Apparently, this is crazy. I Smith says Havana syndrome was real and we got the device that causes it.
Conspiracy theory that turned out a number of months ago, the US captured a weapon that has been associated with Havana syndrome.
Uh, Havana syndrome. Let me
disputed medical condition. Starting in 2016, in about a dozen overseas locations, US and Canadian government officials and their families reported symptoms associated with a perceived localized loud sound. The symptoms lasted for months, including disabling cognitive problems, balance problems, dizziness, insomnia, and headaches. Havana syndrome is not officially recognized as a disease by the medical community. Uh but apparently uh there is reporting in CNN now that there's a device.
Well, there have been a bunch of real investigations into this because it's happening all over the world. People are like, I feel terrible. Why do I feel terrible? I'm hearing things. I have a headache. I can't balance.

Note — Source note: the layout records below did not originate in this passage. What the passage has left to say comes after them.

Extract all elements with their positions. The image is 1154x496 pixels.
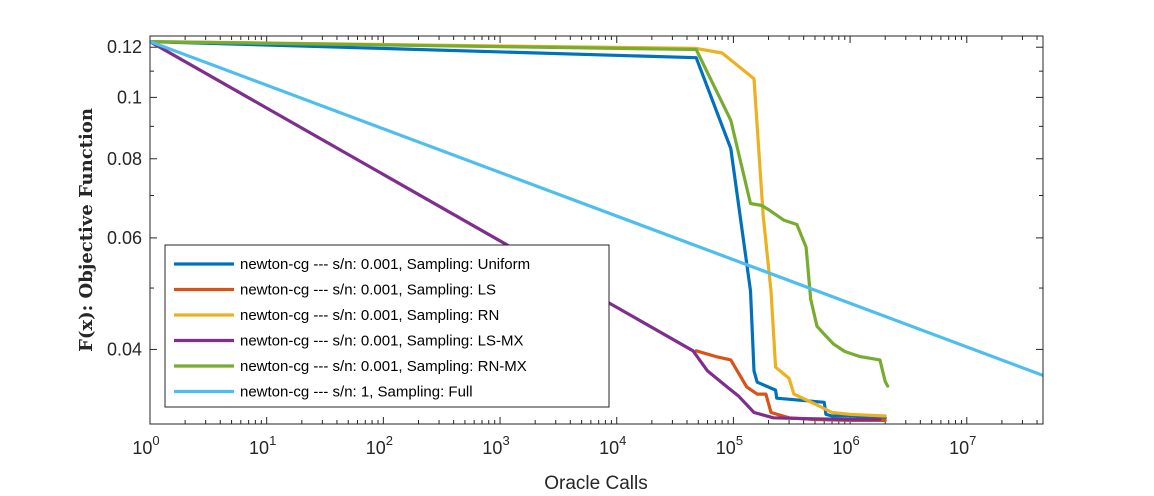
series-line-3: [150, 39, 887, 418]
series-group: [150, 39, 1043, 422]
series-line-1: [150, 39, 887, 420]
x-tick-label: 103: [482, 433, 509, 458]
x-tick-label: 101: [249, 433, 276, 458]
x-tick-label: 104: [599, 433, 626, 458]
legend-label: newton-cg --- s/n: 0.001, Sampling: Unif…: [240, 256, 530, 273]
series-line-4: [150, 39, 882, 422]
y-axis-label: F(x): Objective Function: [76, 108, 97, 352]
x-axis-label: Oracle Calls: [544, 473, 647, 494]
legend-label: newton-cg --- s/n: 0.001, Sampling: RN: [240, 307, 499, 324]
x-tick-label: 106: [832, 433, 859, 458]
y-tick-labels: 0.04 0.06 0.08 0.1 0.12: [107, 37, 142, 359]
x-tick-label: 105: [716, 433, 743, 458]
y-tick-label: 0.06: [107, 228, 142, 248]
x-tick-label: 102: [366, 433, 393, 458]
legend-label: newton-cg --- s/n: 0.001, Sampling: LS-M…: [240, 333, 523, 350]
series-line-6: [150, 39, 1043, 377]
series-line-5: [150, 39, 890, 388]
plot-frame: [149, 35, 1044, 425]
legend-box: [164, 244, 610, 408]
x-tick-label: 107: [949, 433, 976, 458]
legend-label: newton-cg --- s/n: 0.001, Sampling: RN-M…: [240, 358, 527, 375]
y-tick-label: 0.12: [107, 37, 142, 57]
y-tick-label: 0.1: [117, 87, 142, 107]
x-tick-labels: 100 101 102 103 104 105 106 107: [132, 433, 976, 458]
y-tick-label: 0.04: [107, 339, 142, 359]
legend: newton-cg --- s/n: 0.001, Sampling: Unif…: [164, 244, 610, 408]
legend-label: newton-cg --- s/n: 0.001, Sampling: LS: [240, 282, 496, 299]
x-tick-label: 100: [132, 433, 159, 458]
y-tick-label: 0.08: [107, 149, 142, 169]
legend-label: newton-cg --- s/n: 1, Sampling: Full: [240, 384, 473, 401]
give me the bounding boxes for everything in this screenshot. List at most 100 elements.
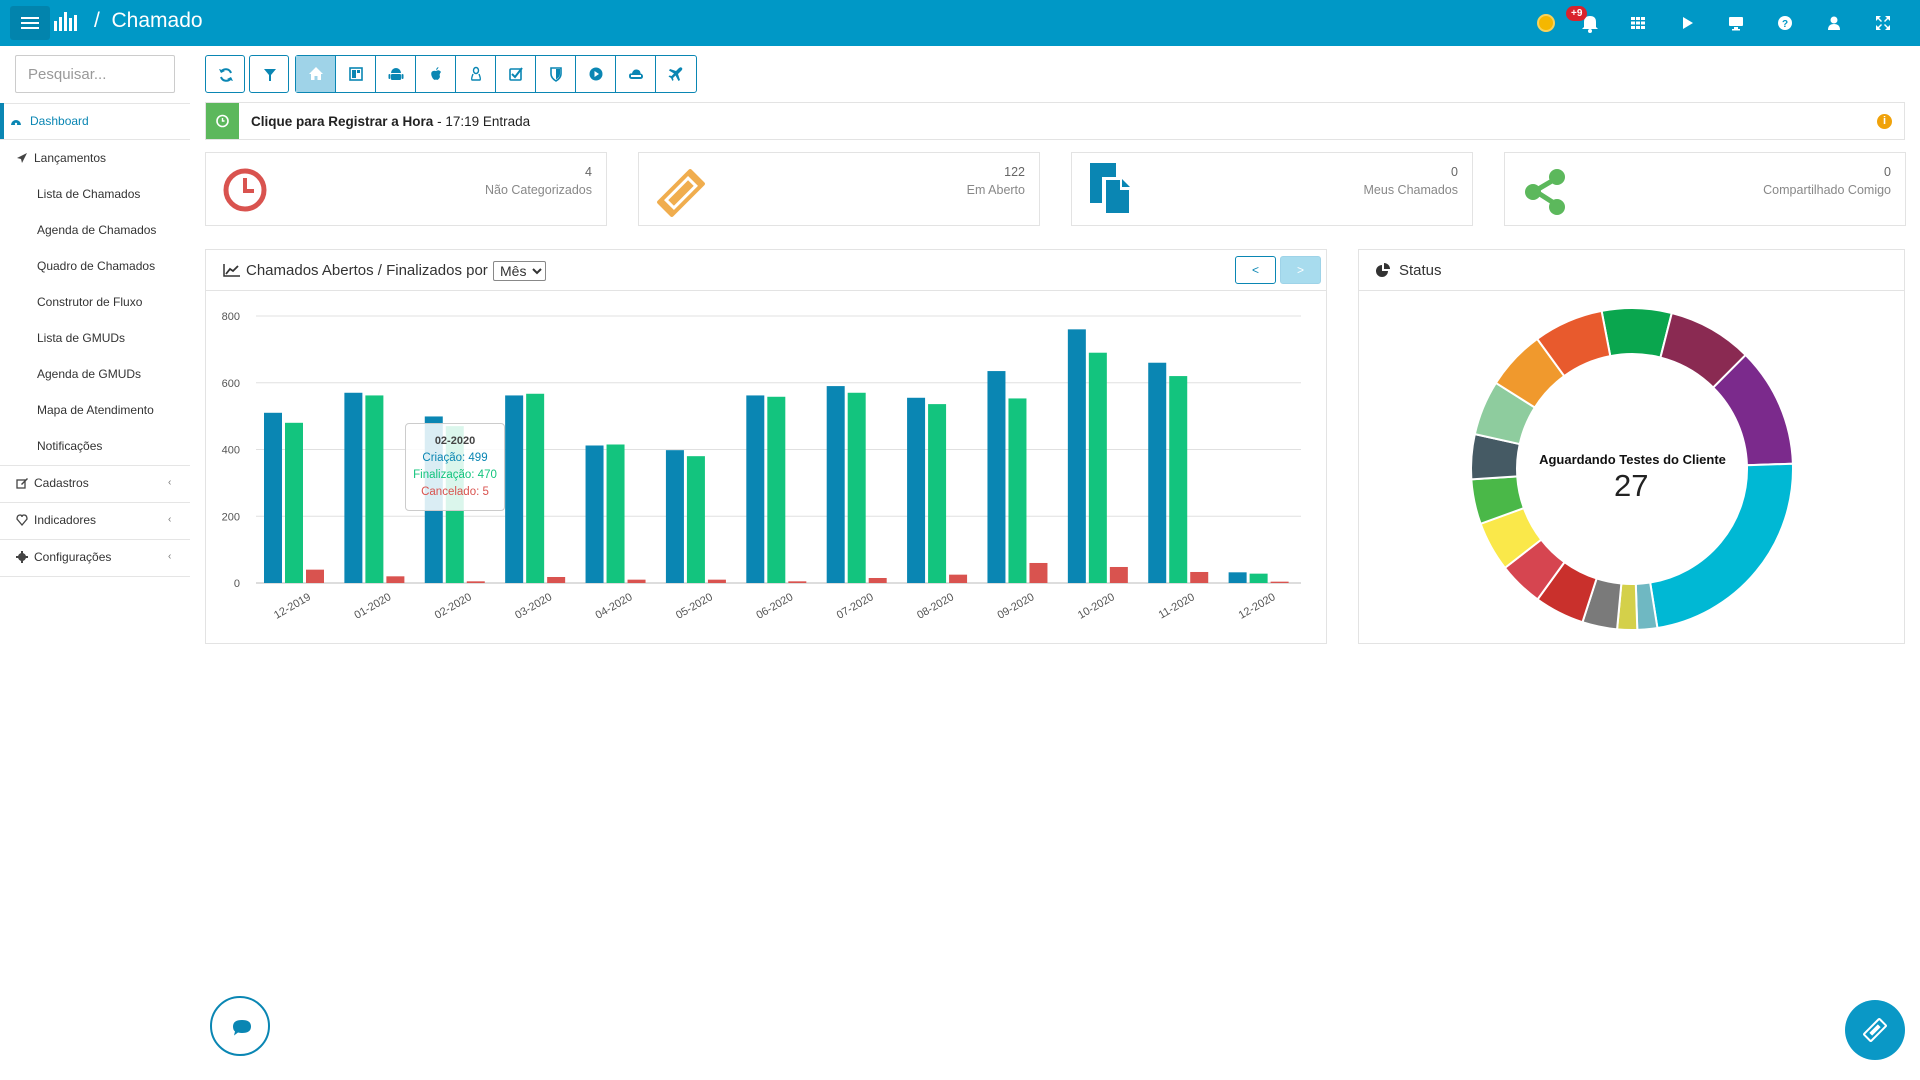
search-input[interactable]: [15, 55, 175, 93]
bar-cancelado: [1029, 562, 1048, 583]
next-period-button[interactable]: >: [1280, 256, 1321, 284]
stat-card-nao-categorizados[interactable]: 4 Não Categorizados: [205, 152, 607, 226]
plane-button[interactable]: [656, 56, 696, 92]
y-tick-label: 800: [222, 311, 240, 323]
play-circle-button[interactable]: [576, 56, 616, 92]
sidebar-item-indicadores[interactable]: Indicadores ‹: [0, 502, 190, 538]
y-tick-label: 400: [222, 445, 240, 457]
sidebar-item-notificacoes[interactable]: Notificações: [0, 428, 190, 464]
stat-card-compartilhado[interactable]: 0 Compartilhado Comigo: [1504, 152, 1906, 226]
shield-button[interactable]: [536, 56, 576, 92]
pie-chart-icon: [1376, 263, 1390, 277]
x-tick-label: 12-2019: [272, 591, 313, 622]
sidebar-item-lista-chamados[interactable]: Lista de Chamados: [0, 176, 190, 212]
apple-button[interactable]: [416, 56, 456, 92]
x-tick-label: 02-2020: [433, 591, 474, 622]
sidebar-divider: [0, 465, 190, 466]
send-icon: [17, 153, 27, 163]
sidebar-item-label: Notificações: [37, 439, 103, 453]
expand-icon[interactable]: [1873, 13, 1893, 33]
linux-button[interactable]: [456, 56, 496, 92]
sidebar-item-lista-gmuds[interactable]: Lista de GMUDs: [0, 320, 190, 356]
sidebar-item-label: Agenda de Chamados: [37, 223, 157, 237]
bar-criação: [1148, 362, 1167, 583]
x-tick-label: 08-2020: [915, 591, 956, 622]
stat-card-em-aberto[interactable]: 122 Em Aberto: [638, 152, 1040, 226]
clock-status-box: [206, 103, 239, 139]
status-panel-title: Status: [1399, 262, 1442, 279]
info-icon[interactable]: i: [1877, 114, 1892, 129]
hamburger-menu-button[interactable]: [10, 6, 50, 40]
board-view-button[interactable]: [336, 56, 376, 92]
ticket-icon: [657, 169, 705, 217]
hamburger-icon: [21, 17, 39, 29]
bar-finalização: [365, 395, 384, 583]
sidebar-item-agenda-gmuds[interactable]: Agenda de GMUDs: [0, 356, 190, 392]
sidebar-item-label: Cadastros: [34, 476, 89, 490]
stat-label: Meus Chamados: [1363, 183, 1459, 197]
new-ticket-button[interactable]: [1845, 1000, 1905, 1060]
home-view-button[interactable]: [296, 56, 336, 92]
checklist-button[interactable]: [496, 56, 536, 92]
chevron-left-icon: ‹: [168, 477, 172, 488]
android-button[interactable]: [376, 56, 416, 92]
y-tick-label: 600: [222, 378, 240, 390]
x-tick-label: 04-2020: [594, 591, 635, 622]
line-chart-icon: [223, 264, 240, 277]
sidebar-item-cadastros[interactable]: Cadastros ‹: [0, 465, 190, 501]
status-panel-header: Status: [1359, 250, 1904, 291]
clock-in-banner[interactable]: Clique para Registrar a Hora - 17:19 Ent…: [205, 102, 1905, 140]
bar-cancelado: [627, 579, 646, 583]
cloud-button[interactable]: [616, 56, 656, 92]
sidebar-item-construtor-fluxo[interactable]: Construtor de Fluxo: [0, 284, 190, 320]
bar-finalização: [526, 393, 545, 583]
bar-finalização: [1008, 398, 1027, 583]
stat-label: Compartilhado Comigo: [1763, 183, 1891, 197]
monitor-icon[interactable]: [1726, 13, 1746, 33]
x-tick-label: 01-2020: [352, 591, 393, 622]
bar-criação: [665, 450, 684, 583]
chat-button[interactable]: [210, 996, 270, 1056]
sidebar-item-label: Configurações: [34, 550, 112, 564]
stat-card-meus-chamados[interactable]: 0 Meus Chamados: [1071, 152, 1473, 226]
refresh-icon: [219, 68, 233, 82]
sidebar-item-label: Dashboard: [30, 114, 89, 128]
help-icon[interactable]: ?: [1775, 13, 1795, 33]
filter-button[interactable]: [249, 55, 289, 93]
sidebar-item-quadro-chamados[interactable]: Quadro de Chamados: [0, 248, 190, 284]
x-tick-label: 03-2020: [513, 591, 554, 622]
user-icon[interactable]: [1824, 13, 1844, 33]
x-tick-label: 07-2020: [835, 591, 876, 622]
cloud-icon: [629, 69, 643, 79]
clock-icon: [223, 168, 267, 212]
clock-action-label: Clique para Registrar a Hora: [251, 114, 434, 129]
x-tick-label: 10-2020: [1076, 591, 1117, 622]
sidebar-item-lancamentos[interactable]: Lançamentos: [0, 140, 190, 176]
period-select[interactable]: Mês: [493, 261, 546, 281]
ticket-icon: [1863, 1018, 1887, 1042]
sidebar-item-configuracoes[interactable]: Configurações ‹: [0, 539, 190, 575]
grid-icon[interactable]: [1628, 13, 1648, 33]
files-icon: [1090, 163, 1132, 217]
status-panel: Status: [1358, 249, 1905, 644]
chart-panel-header: Chamados Abertos / Finalizados por Mês <…: [206, 250, 1326, 291]
bar-cancelado: [386, 576, 405, 583]
logo-icon[interactable]: [54, 12, 82, 32]
coin-icon[interactable]: [1537, 14, 1555, 32]
sidebar-item-dashboard[interactable]: Dashboard: [0, 103, 190, 139]
bar-cancelado: [1190, 571, 1209, 583]
bar-cancelado: [707, 579, 726, 583]
y-tick-label: 200: [222, 511, 240, 523]
bar-cancelado: [547, 576, 566, 583]
svg-text:?: ?: [1782, 19, 1788, 30]
sidebar-item-agenda-chamados[interactable]: Agenda de Chamados: [0, 212, 190, 248]
sidebar-item-mapa-atendimento[interactable]: Mapa de Atendimento: [0, 392, 190, 428]
bell-icon[interactable]: [1580, 13, 1600, 33]
home-icon: [309, 67, 323, 80]
refresh-button[interactable]: [205, 55, 245, 93]
prev-period-button[interactable]: <: [1235, 256, 1276, 284]
edit-icon: [16, 478, 28, 489]
play-icon[interactable]: [1677, 13, 1697, 33]
sidebar-divider: [0, 576, 190, 577]
donut-chart: [1470, 307, 1794, 631]
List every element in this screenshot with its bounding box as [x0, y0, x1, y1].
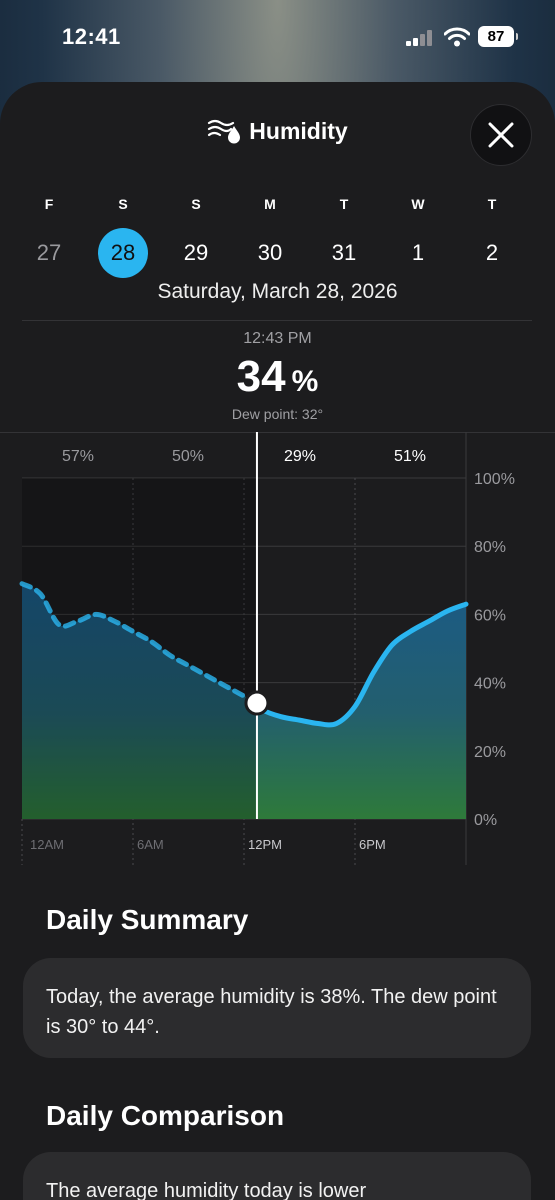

Uh and so this was just a great mystery.
CNN now reports the device linked to it was purchased by Homeland Security in the waning days of the Biden administration. And DoD has spent a year testing it. It has Russian components and fits into just a backpack,
which is scary.
Will a defense tech startup build one and go through why combinator? [laughter] Who knows? Stay tuned.
We might see someone commercialize this technology any day now. Uh Tyler,
I want to see um someone if they're building it, I want them to use it on themselves like uh Jake Adler at Pilgrim.
Oh yeah.
Cuts his leg openings.
Prove that it works.
He shoots the VC with the I'm so dizzy. I got to write you a term sheet. [laughter] Uh Als says that jobs exist because important people want to have large pyramids of people reporting to them. Even if the pyramids do nothing useful, AI will not change this. Oh, interesting. Fake jobs. Um in other jobs news, uh there's an opinion here. Our brightest minds are disappearing into finance, management, consulting, and corporate law. And uh is this one of Marinetti says no we are using our best minds to allocate resources optimally. How terrible.